Academy Chicago to Publish Oral History of Belgium in WWII

Lost in the Fog
Memoir of a Bastard

By Rachel Van Meers as told to Daniel Chase

In 1943, shortly after her 13th birthday, Rachel Van Meers stood on a railway platform in German occupied Belgium waiting for a train that would take her and twenty other girls to a “State Camp for Rehabilitation and Labor” in Wertach, Germany.

I remember my Grandmother wore a black shawl. She told me, “I don’t think I’ll see you back in a month. You never know with the Germans. It can take you two weeks. It can take you three weeks.
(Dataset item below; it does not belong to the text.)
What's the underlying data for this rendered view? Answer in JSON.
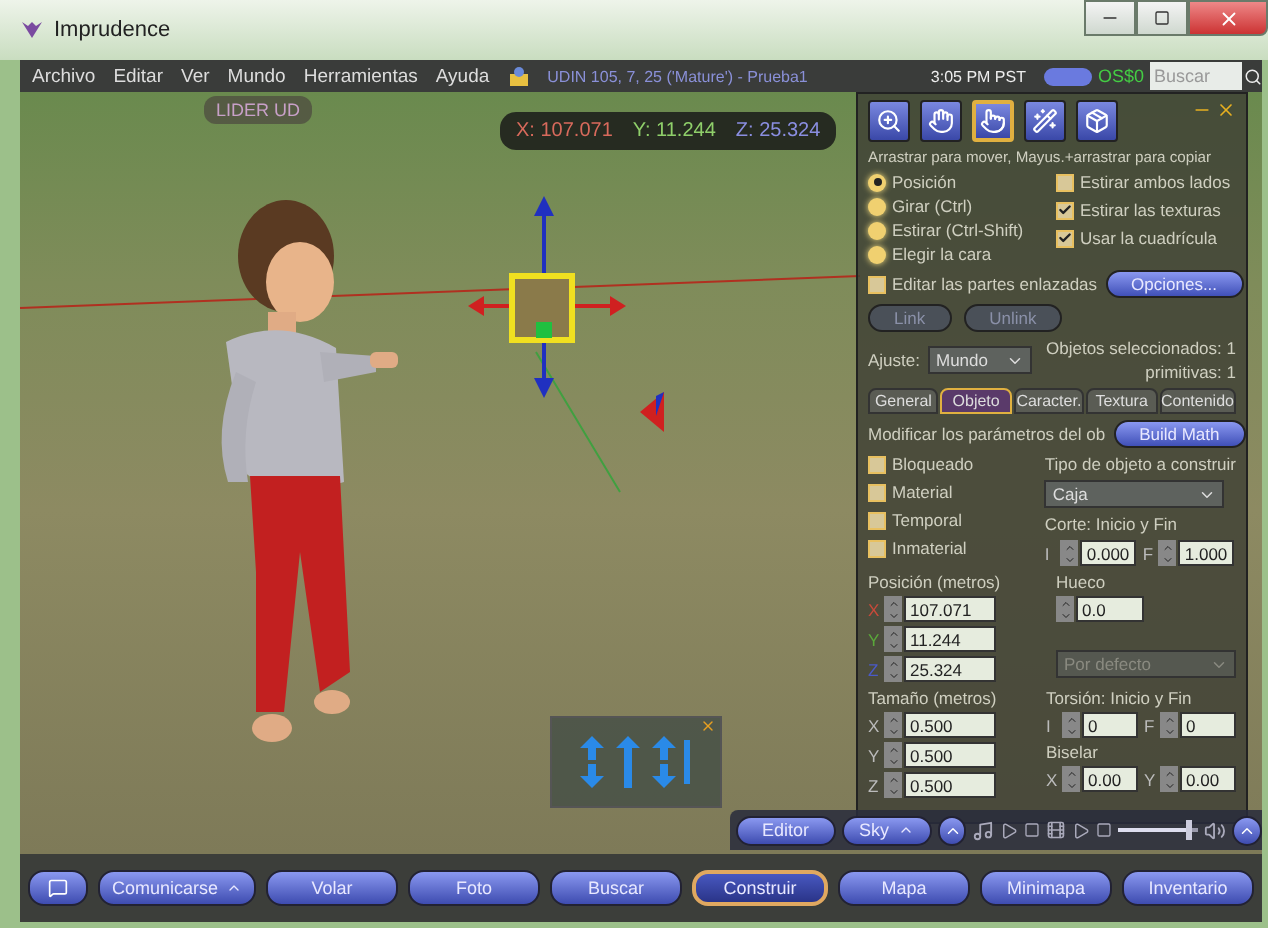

It can take maybe a year.”

Lost in the Fog is the courageous story of Van Meers, born in a home for unwed mothers in the city of Ghent, Belgium in 1930. Raised in a Flemish working-class district by her strict grandmother, two aunts, and three uncles, Van Meers recounts her struggles growing up “a bastard” in Belgium during the Great Depression. When the war breaks out, Belgium, abandoned by its king, was quickly swallowed up by Germany, and the people were left to fend for themselves against the overwhelming occupying forces, and shattering Allied air strikes. Van Meers was torn between her family’s continuing allegiance to Belgium and her mother, a radical social outcast, who became alienated from the family after she joined the S.S. When a violent argument erupts between Van Meers and her Nazi-sympathizing stepfather, she was sent to a child labor camp in Germany and later returned to witness Belgium turned on its head after the war. Now a strong spirited young woman, she refused to go the way of her mother, or give in to the brutal attacks of her ex-Nazi stepfather. She was eventually able to sustain her independence from her family and emigrate to America in 1961.
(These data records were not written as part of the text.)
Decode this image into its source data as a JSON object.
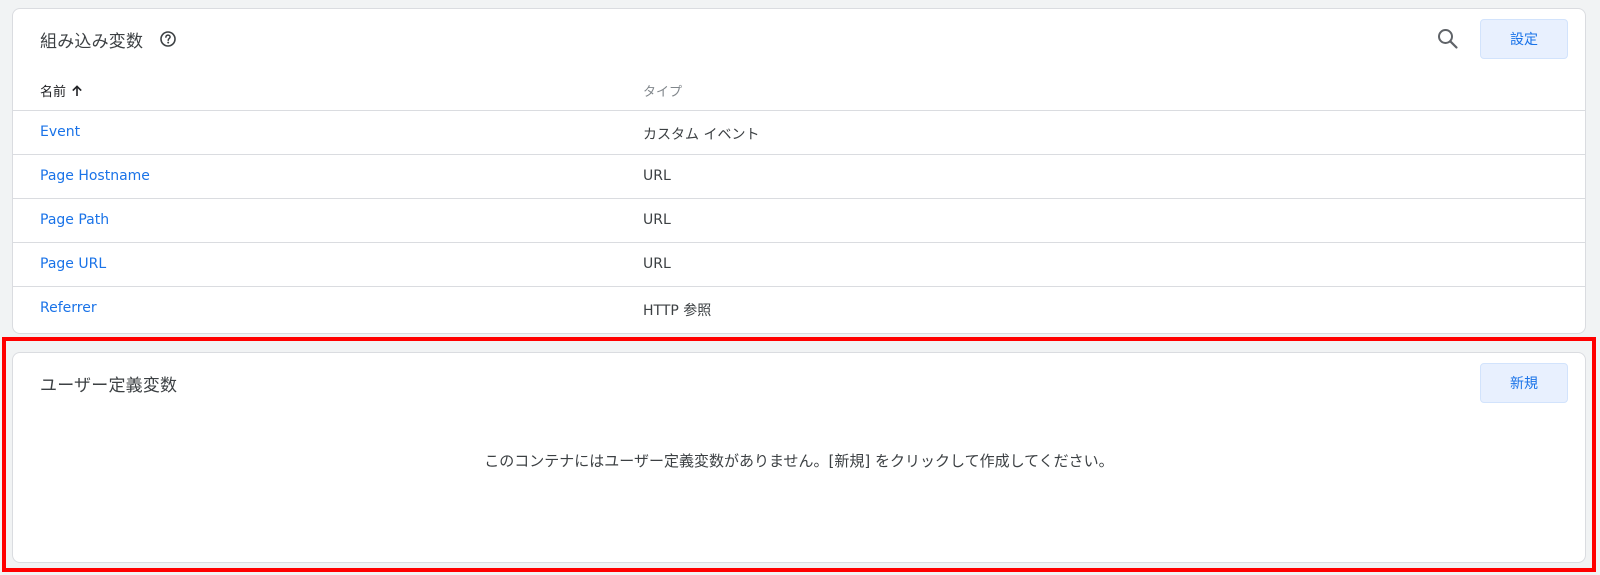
{
  "builtin": {
    "title": "組み込み変数",
    "configure_label": "設定",
    "columns": {
      "name": "名前",
      "type": "タイプ"
    },
    "rows": [
      {
        "name": "Event",
        "type": "カスタム イベント"
      },
      {
        "name": "Page Hostname",
        "type": "URL"
      },
      {
        "name": "Page Path",
        "type": "URL"
      },
      {
        "name": "Page URL",
        "type": "URL"
      },
      {
        "name": "Referrer",
        "type": "HTTP 参照"
      }
    ],
    "icons": {
      "help": "help-circle-icon",
      "search": "search-icon",
      "sort": "arrow-up-icon"
    }
  },
  "user_defined": {
    "title": "ユーザー定義変数",
    "new_label": "新規",
    "empty_message": "このコンテナにはユーザー定義変数がありません。[新規] をクリックして作成してください。"
  },
  "colors": {
    "accent": "#1a73e8",
    "button_bg": "#e8f0fe",
    "highlight": "#ff0000"
  }
}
This is a rare and personal look at Belgium during one of its most significant periods of history. Van Meers tells her story in plain language with humor and honesty, and is based on hundreds of hours of taped interviews with Daniel Chase, a writer based in Oregon. Van Meers’s unique view of “a family not quite normal” in extraordinary times, her strong faith and refusal to back down in spite of abusive and degrading treatment, being labeled as a bastard at a time when this amounted to complete societal isolation, and her upbeat attitude and singular forms of expression are a joy and inspiration to read.

Rachel Van Meers achieved many milestones in her life. She’s been a maid, a hat check girl, an electronics assembler, and an assistant apartment manager in Belgium, Amsterdam, and in the United States. Now retired, she resides in Oregon and is the matriarch of her family. This is her first book.

Daniel Chase is a freelance writer and editor living in Oregon. He spent most of his youth writing stories with his sister. This is his first book.